Figure 3. Overall priotization of factors.
present AHP judgments received an overall C.R. of 0.13, which exceeded the acceptable level of consistency. The researchers, therefore, conduct the 2nd round expert panel for the purpose of qualitatively modifying the ranking result. Result of the 2nd round Delphi showed that no further comments and opinions were provided by the 9 experts participating in the study. It was concluded that the 9 panelists reached consensus on the final weights and rankings of factors computed by the Expert Choice 11.5.
4. Data Analysis Result
The priority weights shown in Figure 3 depict the 2nd-level dimensional factors and their ranking. The result executed by Expert Choice graphed in Figure 4 shows the overall weights for the 1st-level criteria (dimensions), and local and global weights for the 2nd-level factors. “Belief System”, gains an overall weight of 34.1%, plays an important role in experts” judgments of critical dimension selection. The dimension of “Support System” accounts for 288.4%, and the dimension of “Balance System” for 19.2%. Among the 2nd-level factors plotted in Figure 3, the top five critical factors in ranking order include: “Congruence” with the highest weight (20.7%), followed by “Leadership” (17.2%), “Decision Making” (11.7%), “Goal Setting” (11.1%) and “Teambuilding” (11.0%), respectively.
5. Conclusion, Limitation and Implications
Striving for personal excellence as one of the key determinants of junior high school principals” overall leadership performance has gained interest in recent years. The study was one of the first attempts to model PE competences perceived to be important to school leadership effectiveness with a focus on personal excellence competences. The results indicate that the ranking of PE competences perceived to be critical to leadership effectiveness are: “Congruence”, “Leadership”, “Decision Making”, “Goal Setting” and “Teambuilding”.
Leadership development course coverage for junior high school principals should include specific contents and activities to strengthen their “Congruence”, or their ability to clarify important personal values in accordance to self-defined goals and belief. Activities that help them enhance leadership can be included by practicing how to affect positive influence in others. Opportunities should also be given to them to s make good choices while being decisive (Decision Making) and achieving personal excellence. The key to improving “Goal Setting” skills is to focus and direct personal energy and effort toward accomplishing goals that enhance self- esteem, self-efficacy and self-responsibility. With regard to “Teambuilding”, opportunities should be given to them to add synergy and contribute constructively in cohort activities  .
Figure 4. Local and global weights of dimensions and factors.
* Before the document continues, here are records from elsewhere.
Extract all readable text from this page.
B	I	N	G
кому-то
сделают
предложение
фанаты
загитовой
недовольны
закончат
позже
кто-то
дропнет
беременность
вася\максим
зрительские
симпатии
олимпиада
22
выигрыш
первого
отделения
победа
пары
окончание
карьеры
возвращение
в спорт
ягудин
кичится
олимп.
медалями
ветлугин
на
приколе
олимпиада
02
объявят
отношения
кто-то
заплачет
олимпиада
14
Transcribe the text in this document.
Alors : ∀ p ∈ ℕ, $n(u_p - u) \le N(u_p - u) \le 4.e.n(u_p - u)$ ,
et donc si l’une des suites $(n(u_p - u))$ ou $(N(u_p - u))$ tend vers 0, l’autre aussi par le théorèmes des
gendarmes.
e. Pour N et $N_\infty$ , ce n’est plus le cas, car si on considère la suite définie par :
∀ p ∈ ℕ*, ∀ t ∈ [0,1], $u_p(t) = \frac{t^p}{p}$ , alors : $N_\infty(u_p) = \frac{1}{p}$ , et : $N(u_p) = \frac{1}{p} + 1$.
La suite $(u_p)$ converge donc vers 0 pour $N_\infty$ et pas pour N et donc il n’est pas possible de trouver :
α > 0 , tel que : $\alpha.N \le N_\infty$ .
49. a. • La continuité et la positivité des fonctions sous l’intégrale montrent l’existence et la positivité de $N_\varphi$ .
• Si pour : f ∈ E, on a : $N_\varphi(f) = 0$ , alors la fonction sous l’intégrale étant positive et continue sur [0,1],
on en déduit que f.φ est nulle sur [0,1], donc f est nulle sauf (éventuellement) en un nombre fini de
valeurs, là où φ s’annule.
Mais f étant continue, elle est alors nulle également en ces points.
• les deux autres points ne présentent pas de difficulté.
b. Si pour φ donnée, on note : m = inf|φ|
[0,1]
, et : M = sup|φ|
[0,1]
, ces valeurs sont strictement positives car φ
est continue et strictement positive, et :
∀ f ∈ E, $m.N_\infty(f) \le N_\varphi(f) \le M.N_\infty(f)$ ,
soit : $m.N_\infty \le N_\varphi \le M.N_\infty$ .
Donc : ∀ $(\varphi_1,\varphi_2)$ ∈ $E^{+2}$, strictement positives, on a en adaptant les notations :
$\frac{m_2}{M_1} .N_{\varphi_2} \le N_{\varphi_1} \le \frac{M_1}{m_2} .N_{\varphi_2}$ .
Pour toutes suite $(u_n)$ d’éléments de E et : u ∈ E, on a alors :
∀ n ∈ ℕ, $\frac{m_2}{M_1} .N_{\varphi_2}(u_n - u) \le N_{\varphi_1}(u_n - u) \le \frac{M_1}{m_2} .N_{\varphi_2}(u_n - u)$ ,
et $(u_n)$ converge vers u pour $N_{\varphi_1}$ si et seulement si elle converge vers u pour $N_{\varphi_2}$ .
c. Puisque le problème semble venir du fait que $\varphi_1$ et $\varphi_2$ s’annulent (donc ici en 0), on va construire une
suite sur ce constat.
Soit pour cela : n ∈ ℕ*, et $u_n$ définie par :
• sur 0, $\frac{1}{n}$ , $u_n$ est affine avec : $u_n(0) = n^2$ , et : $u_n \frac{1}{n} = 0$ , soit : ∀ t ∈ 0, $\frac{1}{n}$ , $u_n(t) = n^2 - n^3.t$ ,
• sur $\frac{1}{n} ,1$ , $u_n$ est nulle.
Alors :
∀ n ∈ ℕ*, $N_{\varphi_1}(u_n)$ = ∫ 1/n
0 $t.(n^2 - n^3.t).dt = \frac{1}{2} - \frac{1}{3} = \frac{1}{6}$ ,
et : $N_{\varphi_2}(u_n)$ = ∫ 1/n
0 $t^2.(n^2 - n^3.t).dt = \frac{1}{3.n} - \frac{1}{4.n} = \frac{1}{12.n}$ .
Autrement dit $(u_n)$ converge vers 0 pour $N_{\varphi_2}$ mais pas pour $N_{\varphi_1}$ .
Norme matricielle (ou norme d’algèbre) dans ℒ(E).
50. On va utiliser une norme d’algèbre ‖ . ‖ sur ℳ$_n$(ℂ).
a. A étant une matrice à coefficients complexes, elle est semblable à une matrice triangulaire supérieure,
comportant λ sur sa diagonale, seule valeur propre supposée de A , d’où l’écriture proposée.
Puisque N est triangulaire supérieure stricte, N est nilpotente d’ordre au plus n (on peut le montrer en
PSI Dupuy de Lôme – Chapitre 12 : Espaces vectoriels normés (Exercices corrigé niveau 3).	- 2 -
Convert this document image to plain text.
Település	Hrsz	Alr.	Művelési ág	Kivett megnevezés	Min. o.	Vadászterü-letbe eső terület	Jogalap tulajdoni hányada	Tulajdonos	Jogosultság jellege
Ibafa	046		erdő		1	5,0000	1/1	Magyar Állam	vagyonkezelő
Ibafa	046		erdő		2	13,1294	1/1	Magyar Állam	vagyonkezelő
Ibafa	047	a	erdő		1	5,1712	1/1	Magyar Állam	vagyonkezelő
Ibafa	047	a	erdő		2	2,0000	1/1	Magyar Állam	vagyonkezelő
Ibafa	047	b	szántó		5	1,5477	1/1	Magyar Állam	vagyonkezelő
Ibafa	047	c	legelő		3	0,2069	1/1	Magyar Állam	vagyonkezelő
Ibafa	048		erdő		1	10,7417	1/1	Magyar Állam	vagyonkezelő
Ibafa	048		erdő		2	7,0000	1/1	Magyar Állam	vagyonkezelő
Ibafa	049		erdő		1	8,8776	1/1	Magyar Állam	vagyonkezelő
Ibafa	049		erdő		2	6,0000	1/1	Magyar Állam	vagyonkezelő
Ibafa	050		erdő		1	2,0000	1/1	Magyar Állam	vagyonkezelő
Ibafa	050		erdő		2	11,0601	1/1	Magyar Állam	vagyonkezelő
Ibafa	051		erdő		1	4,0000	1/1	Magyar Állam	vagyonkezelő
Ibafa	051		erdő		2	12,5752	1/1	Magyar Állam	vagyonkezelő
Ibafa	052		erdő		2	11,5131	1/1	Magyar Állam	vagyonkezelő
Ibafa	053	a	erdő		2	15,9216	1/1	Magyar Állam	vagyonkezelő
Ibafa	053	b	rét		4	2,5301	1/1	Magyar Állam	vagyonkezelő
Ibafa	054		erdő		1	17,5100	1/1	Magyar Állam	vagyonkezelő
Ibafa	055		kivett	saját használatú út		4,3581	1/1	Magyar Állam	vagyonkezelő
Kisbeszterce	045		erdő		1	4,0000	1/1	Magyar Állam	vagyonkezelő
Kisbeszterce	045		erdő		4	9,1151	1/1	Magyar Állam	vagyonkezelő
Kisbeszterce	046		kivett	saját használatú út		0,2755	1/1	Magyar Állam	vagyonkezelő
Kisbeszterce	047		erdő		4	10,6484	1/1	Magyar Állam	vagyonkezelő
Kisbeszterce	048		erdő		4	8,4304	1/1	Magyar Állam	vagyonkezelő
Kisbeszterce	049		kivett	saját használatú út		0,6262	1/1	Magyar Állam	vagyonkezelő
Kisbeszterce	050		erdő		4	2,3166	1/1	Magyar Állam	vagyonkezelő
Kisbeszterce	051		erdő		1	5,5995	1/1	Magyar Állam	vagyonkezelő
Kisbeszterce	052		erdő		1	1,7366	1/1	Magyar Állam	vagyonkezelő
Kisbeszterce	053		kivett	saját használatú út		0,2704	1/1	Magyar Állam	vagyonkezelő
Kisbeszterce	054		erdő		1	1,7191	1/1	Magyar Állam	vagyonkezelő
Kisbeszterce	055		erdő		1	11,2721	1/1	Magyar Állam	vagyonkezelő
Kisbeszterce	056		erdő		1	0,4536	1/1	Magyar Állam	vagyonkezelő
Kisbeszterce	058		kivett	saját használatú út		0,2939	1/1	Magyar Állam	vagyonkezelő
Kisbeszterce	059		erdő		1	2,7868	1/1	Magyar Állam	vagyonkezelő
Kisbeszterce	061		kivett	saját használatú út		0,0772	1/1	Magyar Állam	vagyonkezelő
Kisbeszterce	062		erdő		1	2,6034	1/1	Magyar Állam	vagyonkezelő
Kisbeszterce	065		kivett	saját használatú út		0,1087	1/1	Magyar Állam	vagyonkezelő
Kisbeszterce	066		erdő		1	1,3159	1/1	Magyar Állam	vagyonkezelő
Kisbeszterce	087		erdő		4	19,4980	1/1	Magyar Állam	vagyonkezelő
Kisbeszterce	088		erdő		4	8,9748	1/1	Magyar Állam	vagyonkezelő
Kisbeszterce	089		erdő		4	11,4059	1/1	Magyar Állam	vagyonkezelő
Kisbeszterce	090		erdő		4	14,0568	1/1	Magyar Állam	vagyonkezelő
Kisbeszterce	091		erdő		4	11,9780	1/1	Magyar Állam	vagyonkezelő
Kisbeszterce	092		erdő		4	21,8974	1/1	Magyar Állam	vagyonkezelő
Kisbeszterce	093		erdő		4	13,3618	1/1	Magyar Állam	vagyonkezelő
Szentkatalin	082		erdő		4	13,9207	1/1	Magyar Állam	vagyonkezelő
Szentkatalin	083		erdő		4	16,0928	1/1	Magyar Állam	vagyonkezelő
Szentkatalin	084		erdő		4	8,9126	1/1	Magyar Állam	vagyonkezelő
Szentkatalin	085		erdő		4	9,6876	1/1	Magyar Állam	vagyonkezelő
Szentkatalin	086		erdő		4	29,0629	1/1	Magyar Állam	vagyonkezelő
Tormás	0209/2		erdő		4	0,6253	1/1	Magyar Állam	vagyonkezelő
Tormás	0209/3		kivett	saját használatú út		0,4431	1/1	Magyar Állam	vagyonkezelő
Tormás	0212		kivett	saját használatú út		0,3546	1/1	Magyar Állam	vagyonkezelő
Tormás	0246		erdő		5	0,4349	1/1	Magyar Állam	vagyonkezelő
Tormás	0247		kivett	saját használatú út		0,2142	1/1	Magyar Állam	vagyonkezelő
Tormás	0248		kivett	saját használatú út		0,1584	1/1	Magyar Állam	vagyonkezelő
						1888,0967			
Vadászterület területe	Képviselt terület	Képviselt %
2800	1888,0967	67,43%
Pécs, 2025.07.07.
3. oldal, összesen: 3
The study is limited by several factors. First, results yielded by the sample of 9 school principals from northern Taiwan are with limited gernalizability to all school principals in Taiwan. Sampling extending to different geographical areas in Taiwan will provide chances for further contextually specific investigations for PE training needs of different groups of participants. Secondly, follow-on experimental studies are recommended to examine the extent to which school principals are able to heighten their personal excellence competences after such interventions are implemented. Future studies could also be conducted to examine whether positive correlations exist between school leaders” personal excellence competences and leadership effectiveness. Through the extension of AHP analysis and intervention processes, the study would provide a new venue for school leadership course design, program development, as well as a scheme for leadership selection and evaluations.